C’est non seulement l’effacement de toute volonté devant le marché total, mais c’est le projet terrifiant de faire du marché le mode principal de régulation de la société.
L’Union européenne – il ne faut jamais cesser de le rappeler - est née de la seule volonté des États-Unis d’Amérique de se constituer une digue face à la menace du socialisme : le camp soviétique d’un côté, les partis communistes européens de l’autre, quoi que l’on pense d’ailleurs de ces partis. Cette stratégie a un nom, c’est la doctrine du containment (l’endiguement).
Aucune véritable volonté européenne, issue des Européens eux-mêmes, n’existe et n’a jamais existé pour faire une Europe indépendante, démocratique et prospère.
L’impulsion initiale vient des États-Unis, dès 1942-1943, avec une accélération à partir de 1945.
Le but : reconstruire le capitalisme après la Seconde Guerre mondiale, sous leadership américain pour faire face à l’URSS.
Dans ce cadre, pour les dirigeants américains, des formes d’union européenne sont indispensables pour acheter la production de masse américaine, faire produire par l’Europe ses propres armements contre l’URSS, contrecarrer le communisme intérieur, particulièrement en France et en Italie.
Voilà ce que dit le pape du néolibéralisme, Friedrich von Hayek, dès 1939 :
« La fédération [européenne] devra posséder le pouvoir négatif d’empêcher les États individuels d’interférer avec l’activité économique ».
Il ajoute : « Une fédération signifie qu’aucun des deux niveaux de gouvernement [fédéral et national] ne pourra disposer des moyens d’une planification socialiste de la vie économique ».
C’est très clair, il faut briser les souverainetés nationales pour empêcher tout risque de socialisme.
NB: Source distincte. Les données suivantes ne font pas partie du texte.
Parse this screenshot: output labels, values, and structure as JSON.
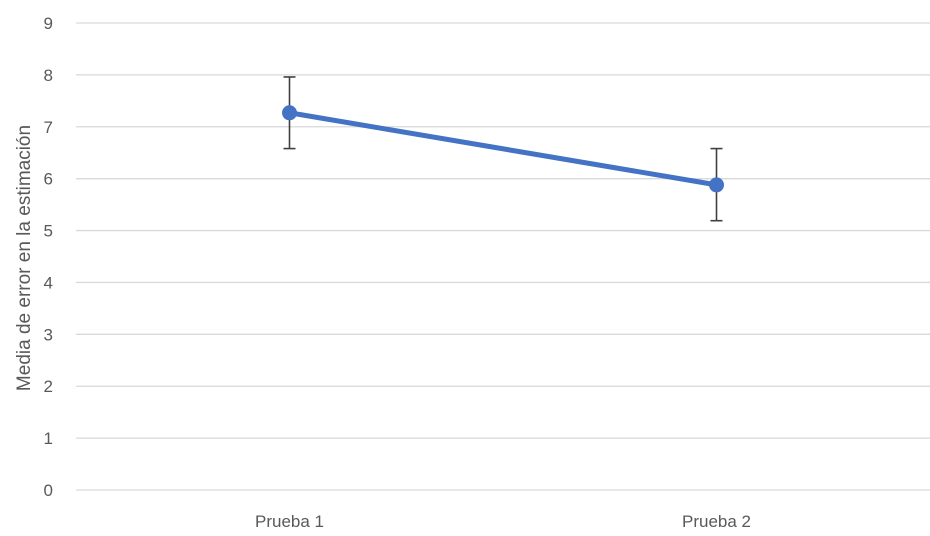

Les partisans du système politique appelé aujourd’hui à tort l’Union européenne se plaisent à fixer la date du début de cette opération au 9 mai 1950 avec la Déclaration Schuman qui annonçait la création de la Communauté européenne du charbon et de l’acier (CECA).
C’est totalement inexact.
C’est le 21 octobre 1949 que tout a commencé comme nous le révèlent les archives américaines. Ce jour-là, le secrétaire d’État américain, Dean Acheson, qui vient de remplacer le général Marshall, convoque les ambassadeurs américains en Europe. Voilà ce qu’il leur dit :
« Par progrès vers l’intégration européenne, j’ai en tête, en tant qu’objectifs et engagements entre Européens, qu’ils décident le plus vite possible du calendrier pour créer des institutions supranationales opérant sur une base qui ne soit pas celle de l’unanimité pour s’occuper de problèmes spécifiques, économiques, sociaux et peut-être autres ».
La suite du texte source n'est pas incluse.